I have a swarm with multiple VMs which we monitor with Grafana.
One of the metrics we collect is the disk usage.
For disk usage we have already an alert when it exceeds 75%. Though due to the nature of the project we have some VMs with very big disk. For those VMs it is not convenient to have alert when disk usage exceeds 75% because there are still some TB left unused.
I modified the dashboard in Grafana to have two queries.
- Showing the used_percent of disk usage
SELECT mean(“used_percent”) FROM “disk” WHERE (“path” = ‘/opt/applications’) AND $timeFilter GROUP BY time($__interval), “host” fill(previous)
- Showing the free space in the disk (this is hidden, want to use it for the alert)
SELECT mean(“free”) FROM “disk” WHERE (“path” = ‘/opt/applications’) AND $timeFilter GROUP BY time($__interval), “host” fill(previous)
Then in alert i have an AND expression and i produce an alert only if disk used_percent is over 75% (as before) AND free disk space is lower than 1TB. So if i have a huge disk space alert wont fire if the disk usage percentage is just over 75% and we have more than 1TB free still.
This seems to work fine, but i have a problem with the email content of the alert notification.

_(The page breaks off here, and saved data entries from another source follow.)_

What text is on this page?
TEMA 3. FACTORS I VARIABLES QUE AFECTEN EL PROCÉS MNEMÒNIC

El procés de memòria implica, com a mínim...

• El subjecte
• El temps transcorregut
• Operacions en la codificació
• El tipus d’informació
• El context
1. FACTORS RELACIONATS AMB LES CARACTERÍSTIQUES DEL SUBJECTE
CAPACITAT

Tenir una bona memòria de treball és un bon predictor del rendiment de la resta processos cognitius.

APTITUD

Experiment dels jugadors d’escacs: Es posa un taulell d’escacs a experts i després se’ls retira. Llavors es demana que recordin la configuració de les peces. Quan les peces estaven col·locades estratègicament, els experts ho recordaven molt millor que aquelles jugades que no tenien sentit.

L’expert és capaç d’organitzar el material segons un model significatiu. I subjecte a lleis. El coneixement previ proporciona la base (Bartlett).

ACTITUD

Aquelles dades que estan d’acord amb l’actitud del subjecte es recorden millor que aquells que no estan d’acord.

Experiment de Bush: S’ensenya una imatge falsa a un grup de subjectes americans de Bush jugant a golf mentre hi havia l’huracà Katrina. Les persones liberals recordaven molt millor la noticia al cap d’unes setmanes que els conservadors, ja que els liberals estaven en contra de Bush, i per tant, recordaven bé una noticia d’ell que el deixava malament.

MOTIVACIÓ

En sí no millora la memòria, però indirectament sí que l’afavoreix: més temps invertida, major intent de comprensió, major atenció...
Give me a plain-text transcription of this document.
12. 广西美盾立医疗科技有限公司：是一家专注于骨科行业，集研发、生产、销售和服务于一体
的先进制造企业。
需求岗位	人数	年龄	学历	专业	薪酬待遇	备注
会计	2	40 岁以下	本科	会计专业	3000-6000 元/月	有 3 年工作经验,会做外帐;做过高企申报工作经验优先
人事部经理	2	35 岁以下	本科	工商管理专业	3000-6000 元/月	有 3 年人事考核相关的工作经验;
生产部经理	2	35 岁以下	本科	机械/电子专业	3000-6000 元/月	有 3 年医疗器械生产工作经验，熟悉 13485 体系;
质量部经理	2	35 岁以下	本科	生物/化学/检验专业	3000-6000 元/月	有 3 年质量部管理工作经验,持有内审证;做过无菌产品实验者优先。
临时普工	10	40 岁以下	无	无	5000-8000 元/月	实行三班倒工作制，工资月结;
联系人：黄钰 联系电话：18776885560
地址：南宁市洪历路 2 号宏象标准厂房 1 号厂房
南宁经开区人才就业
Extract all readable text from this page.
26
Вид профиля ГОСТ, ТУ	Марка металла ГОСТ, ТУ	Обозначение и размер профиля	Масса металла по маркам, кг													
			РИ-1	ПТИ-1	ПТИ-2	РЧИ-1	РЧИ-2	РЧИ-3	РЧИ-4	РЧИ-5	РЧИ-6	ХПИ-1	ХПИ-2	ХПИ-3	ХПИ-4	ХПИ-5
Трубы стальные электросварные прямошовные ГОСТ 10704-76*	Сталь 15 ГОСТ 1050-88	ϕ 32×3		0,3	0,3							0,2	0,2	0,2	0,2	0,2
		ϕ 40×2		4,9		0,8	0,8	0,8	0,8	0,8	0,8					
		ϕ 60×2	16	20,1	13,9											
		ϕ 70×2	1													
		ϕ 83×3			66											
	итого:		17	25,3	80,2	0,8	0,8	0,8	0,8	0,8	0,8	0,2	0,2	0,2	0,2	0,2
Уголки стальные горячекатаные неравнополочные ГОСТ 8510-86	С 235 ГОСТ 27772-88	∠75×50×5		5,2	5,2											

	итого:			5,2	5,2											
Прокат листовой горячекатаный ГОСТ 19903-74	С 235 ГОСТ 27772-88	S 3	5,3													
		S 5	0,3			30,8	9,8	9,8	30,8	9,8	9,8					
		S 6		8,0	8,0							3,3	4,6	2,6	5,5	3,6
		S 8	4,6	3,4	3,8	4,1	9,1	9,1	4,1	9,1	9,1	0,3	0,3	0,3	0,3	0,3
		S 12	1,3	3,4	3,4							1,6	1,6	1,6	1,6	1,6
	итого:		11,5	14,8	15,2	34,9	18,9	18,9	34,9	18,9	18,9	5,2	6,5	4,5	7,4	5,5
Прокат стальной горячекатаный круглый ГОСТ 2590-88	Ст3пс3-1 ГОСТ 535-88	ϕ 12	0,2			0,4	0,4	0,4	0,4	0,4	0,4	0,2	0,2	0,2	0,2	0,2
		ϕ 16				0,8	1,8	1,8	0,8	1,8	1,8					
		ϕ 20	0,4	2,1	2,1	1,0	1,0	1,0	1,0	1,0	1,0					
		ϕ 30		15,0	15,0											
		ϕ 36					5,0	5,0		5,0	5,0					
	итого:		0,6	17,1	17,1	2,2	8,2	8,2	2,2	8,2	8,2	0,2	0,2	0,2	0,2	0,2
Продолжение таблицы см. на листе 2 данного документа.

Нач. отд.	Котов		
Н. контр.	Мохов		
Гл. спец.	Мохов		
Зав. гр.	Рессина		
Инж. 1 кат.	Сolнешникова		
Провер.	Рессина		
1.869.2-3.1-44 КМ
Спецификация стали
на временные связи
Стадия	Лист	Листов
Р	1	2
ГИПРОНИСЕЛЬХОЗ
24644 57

The email content includes from the second part of the alert multiple VMs which have less than 1TB free disk space (the majority of them). I would expect that it would do a logical AND between the two alert conditions with host as a key and include in the mail only the measurement from the host that matches both alert conditions.
Is this possible and i miss something?
Thanks in advance